Methods: Lung sections of Fra-2 transgenic (n=12) and wild-type mice (n=6) were analysed at 16 weeks by histology using Dana Point criteria. Cellular and molecular key players were assessed by immunohistochemistry. To test the model's sensitivity to change over treatment, a subgroup of Fra-2 transgenic mice (n=6) was treated with the tyrosine kinase inhibitor nilotinib twice daily 37.5 mg orally from 8 weeks of age.

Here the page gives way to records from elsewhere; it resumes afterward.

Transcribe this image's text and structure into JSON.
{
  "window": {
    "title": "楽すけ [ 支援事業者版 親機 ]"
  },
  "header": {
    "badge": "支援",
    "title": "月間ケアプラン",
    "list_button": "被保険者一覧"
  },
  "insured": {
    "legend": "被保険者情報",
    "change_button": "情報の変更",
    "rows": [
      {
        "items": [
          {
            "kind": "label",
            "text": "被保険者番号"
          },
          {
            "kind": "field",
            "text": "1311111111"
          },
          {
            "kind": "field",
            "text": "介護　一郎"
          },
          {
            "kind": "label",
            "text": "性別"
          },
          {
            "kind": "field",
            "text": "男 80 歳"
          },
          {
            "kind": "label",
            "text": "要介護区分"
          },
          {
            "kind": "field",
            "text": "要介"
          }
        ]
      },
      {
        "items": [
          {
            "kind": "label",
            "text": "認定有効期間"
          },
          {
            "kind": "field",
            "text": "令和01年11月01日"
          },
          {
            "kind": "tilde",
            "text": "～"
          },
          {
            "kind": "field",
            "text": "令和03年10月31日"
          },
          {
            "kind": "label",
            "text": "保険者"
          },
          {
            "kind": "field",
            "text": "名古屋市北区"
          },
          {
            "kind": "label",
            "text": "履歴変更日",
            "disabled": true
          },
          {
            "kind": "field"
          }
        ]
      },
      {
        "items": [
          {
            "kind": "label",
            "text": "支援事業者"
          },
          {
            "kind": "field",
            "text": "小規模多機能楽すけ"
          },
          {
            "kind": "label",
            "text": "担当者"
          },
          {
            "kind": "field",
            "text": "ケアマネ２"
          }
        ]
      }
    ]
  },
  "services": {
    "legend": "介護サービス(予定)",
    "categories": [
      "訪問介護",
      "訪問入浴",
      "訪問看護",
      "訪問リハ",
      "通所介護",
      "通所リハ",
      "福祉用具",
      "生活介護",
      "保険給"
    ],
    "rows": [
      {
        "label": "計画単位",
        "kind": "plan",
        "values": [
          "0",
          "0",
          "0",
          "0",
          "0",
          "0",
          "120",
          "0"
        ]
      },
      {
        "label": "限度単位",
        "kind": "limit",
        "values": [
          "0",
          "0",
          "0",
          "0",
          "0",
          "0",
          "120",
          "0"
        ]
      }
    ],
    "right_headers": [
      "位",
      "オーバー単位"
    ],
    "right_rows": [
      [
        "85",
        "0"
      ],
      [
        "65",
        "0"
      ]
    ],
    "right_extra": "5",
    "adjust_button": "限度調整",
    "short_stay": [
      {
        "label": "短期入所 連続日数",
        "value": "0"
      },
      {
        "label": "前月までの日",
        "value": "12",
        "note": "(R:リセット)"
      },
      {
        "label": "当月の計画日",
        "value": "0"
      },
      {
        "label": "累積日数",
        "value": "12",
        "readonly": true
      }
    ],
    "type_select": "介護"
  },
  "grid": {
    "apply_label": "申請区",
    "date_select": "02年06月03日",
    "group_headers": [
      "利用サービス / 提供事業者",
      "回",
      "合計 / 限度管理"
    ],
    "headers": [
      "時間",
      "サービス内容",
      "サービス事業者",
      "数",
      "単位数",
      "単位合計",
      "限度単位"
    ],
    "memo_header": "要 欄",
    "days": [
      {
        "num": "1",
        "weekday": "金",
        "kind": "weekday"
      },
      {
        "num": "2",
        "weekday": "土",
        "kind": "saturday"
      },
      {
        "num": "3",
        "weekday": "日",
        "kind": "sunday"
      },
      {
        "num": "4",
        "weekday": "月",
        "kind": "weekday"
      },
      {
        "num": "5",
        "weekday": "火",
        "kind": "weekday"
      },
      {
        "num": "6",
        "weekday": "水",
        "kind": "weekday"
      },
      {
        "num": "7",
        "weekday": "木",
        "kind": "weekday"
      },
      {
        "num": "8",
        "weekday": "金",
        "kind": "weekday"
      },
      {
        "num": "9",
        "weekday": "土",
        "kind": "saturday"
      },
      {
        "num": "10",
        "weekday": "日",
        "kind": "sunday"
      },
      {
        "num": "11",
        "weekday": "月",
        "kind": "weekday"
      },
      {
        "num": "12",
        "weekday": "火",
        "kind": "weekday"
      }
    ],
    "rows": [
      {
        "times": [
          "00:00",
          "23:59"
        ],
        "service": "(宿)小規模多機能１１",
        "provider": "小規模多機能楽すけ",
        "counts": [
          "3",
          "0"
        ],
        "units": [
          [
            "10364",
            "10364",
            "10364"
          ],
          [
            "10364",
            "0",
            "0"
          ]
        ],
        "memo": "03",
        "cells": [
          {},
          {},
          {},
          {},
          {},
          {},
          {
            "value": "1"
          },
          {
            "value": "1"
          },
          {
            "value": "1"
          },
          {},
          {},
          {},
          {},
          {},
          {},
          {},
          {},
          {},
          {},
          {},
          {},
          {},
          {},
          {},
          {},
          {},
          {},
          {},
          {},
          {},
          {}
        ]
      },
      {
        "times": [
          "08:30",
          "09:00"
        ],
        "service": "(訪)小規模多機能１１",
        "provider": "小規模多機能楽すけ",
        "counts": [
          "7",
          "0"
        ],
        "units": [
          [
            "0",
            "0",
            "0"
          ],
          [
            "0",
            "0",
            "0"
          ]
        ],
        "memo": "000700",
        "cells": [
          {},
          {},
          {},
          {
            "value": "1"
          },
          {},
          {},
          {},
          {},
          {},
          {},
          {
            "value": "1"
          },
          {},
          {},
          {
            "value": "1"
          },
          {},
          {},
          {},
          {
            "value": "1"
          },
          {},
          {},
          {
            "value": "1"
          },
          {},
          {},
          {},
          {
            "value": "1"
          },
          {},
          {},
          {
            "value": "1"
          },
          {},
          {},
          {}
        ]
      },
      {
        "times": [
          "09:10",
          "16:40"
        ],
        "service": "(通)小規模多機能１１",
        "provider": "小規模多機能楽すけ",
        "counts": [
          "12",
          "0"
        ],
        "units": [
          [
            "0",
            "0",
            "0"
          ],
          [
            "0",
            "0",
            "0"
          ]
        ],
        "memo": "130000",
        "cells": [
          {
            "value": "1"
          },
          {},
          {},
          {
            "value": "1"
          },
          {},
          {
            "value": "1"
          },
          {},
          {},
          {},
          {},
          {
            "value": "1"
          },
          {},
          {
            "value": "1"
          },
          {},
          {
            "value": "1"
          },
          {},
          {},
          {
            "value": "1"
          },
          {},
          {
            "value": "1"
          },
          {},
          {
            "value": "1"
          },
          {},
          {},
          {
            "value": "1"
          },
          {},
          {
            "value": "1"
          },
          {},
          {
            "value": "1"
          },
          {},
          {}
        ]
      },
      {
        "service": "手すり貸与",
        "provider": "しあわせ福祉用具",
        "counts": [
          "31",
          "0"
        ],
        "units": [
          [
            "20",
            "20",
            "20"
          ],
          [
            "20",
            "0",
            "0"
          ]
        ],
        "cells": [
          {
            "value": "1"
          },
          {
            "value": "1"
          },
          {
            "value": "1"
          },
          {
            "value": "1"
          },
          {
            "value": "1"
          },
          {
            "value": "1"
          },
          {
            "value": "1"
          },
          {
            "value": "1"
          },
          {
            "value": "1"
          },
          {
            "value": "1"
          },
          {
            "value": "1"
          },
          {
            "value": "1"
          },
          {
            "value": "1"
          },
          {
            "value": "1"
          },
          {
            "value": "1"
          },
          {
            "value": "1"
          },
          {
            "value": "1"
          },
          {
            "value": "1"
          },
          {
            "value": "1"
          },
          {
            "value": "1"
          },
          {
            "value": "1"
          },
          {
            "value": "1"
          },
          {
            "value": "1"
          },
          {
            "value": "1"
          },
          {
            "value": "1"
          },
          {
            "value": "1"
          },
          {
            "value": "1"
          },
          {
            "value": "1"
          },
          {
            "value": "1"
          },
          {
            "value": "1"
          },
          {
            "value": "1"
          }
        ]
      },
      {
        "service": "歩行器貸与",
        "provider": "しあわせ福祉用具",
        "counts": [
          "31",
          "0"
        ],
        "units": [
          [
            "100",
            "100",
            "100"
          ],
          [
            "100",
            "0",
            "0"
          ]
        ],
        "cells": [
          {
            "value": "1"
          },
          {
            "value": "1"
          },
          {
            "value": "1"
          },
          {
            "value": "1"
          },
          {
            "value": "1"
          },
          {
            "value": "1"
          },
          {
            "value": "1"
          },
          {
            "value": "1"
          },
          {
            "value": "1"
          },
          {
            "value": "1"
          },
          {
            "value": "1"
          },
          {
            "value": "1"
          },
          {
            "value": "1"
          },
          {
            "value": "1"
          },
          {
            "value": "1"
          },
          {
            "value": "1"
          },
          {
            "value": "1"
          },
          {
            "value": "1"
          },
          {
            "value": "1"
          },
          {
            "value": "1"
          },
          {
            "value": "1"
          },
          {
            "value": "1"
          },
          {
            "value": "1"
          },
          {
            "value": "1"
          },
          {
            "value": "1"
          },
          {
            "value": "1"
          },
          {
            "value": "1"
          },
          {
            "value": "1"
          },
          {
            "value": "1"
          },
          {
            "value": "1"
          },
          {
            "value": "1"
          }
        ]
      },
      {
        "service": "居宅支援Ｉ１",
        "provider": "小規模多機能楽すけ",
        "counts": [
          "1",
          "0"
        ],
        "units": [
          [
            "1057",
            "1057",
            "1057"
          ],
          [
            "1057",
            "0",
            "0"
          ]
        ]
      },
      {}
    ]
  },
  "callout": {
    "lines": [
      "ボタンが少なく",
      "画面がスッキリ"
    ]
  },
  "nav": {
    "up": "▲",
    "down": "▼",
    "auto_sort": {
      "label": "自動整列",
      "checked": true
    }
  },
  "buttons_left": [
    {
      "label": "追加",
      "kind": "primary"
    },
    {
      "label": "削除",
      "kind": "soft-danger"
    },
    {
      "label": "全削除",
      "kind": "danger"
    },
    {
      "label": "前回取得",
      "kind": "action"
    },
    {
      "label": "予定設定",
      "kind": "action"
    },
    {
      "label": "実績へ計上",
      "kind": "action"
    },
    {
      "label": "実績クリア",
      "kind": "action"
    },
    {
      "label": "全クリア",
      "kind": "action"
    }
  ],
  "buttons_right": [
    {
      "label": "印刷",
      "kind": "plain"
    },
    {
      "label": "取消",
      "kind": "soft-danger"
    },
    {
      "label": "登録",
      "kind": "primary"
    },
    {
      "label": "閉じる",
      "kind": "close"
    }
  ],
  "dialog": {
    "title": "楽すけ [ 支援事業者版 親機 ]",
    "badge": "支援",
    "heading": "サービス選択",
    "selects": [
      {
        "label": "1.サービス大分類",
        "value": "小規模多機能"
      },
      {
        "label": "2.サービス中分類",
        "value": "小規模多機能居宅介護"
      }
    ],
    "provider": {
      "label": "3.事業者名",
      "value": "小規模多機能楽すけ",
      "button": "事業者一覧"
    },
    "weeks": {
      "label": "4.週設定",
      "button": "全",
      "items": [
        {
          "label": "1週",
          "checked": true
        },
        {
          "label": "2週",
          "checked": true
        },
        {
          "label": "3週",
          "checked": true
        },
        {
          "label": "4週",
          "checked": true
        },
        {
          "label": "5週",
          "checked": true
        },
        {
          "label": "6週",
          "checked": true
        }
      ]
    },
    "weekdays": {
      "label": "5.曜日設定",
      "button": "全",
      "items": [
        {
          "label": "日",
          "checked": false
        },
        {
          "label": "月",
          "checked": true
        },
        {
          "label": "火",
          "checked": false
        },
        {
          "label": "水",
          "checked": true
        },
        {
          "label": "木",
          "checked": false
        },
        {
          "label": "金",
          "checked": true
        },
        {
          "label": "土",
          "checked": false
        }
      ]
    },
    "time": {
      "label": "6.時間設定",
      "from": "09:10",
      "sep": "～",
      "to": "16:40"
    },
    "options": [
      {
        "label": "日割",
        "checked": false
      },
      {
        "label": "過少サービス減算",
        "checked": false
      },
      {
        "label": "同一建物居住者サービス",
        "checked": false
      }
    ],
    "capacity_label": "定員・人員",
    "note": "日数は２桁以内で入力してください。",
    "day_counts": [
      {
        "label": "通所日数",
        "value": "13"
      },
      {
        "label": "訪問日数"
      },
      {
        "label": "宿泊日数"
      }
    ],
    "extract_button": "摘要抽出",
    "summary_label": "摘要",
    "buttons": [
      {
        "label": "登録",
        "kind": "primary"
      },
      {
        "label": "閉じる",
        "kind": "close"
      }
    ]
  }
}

Results: Fra-2 transgenic mice developed severe vascular remodelling of pulmonary arteries and non-specific interstitial pneumonia-like interstitial lung disease resembling human systemic sclerosis-associated pulmonary hypertension. Histological features typical for systemic sclerosis-associated pulmonary arterial hypertension, such as intimal thickening with concentric laminar lesions, medial hypertrophy, perivascular inflammatory infiltrates, adventitial fibrosis, but not pulmonary occlusive venopathy were frequently detected. Platelet-derived growth factor signalling pathways were activated in pulmonary vessels of Fra-2 transgenic compared with wild-type mice. Since treatment with nilotinib strongly prevented the development of proliferative vasculopathy and lung fibrosis, the model proved to be sensitive to treatment.
Conclusions: This study suggests that Fra-2 transgenic mice as an animal model of systemic sclerosis-associated pulmonary arterial hypertension display main characteristic features of the human disease. It therefore allows studying pathophysiological aspects and might serve as a preclinical model for interventional proof-of-concept studies.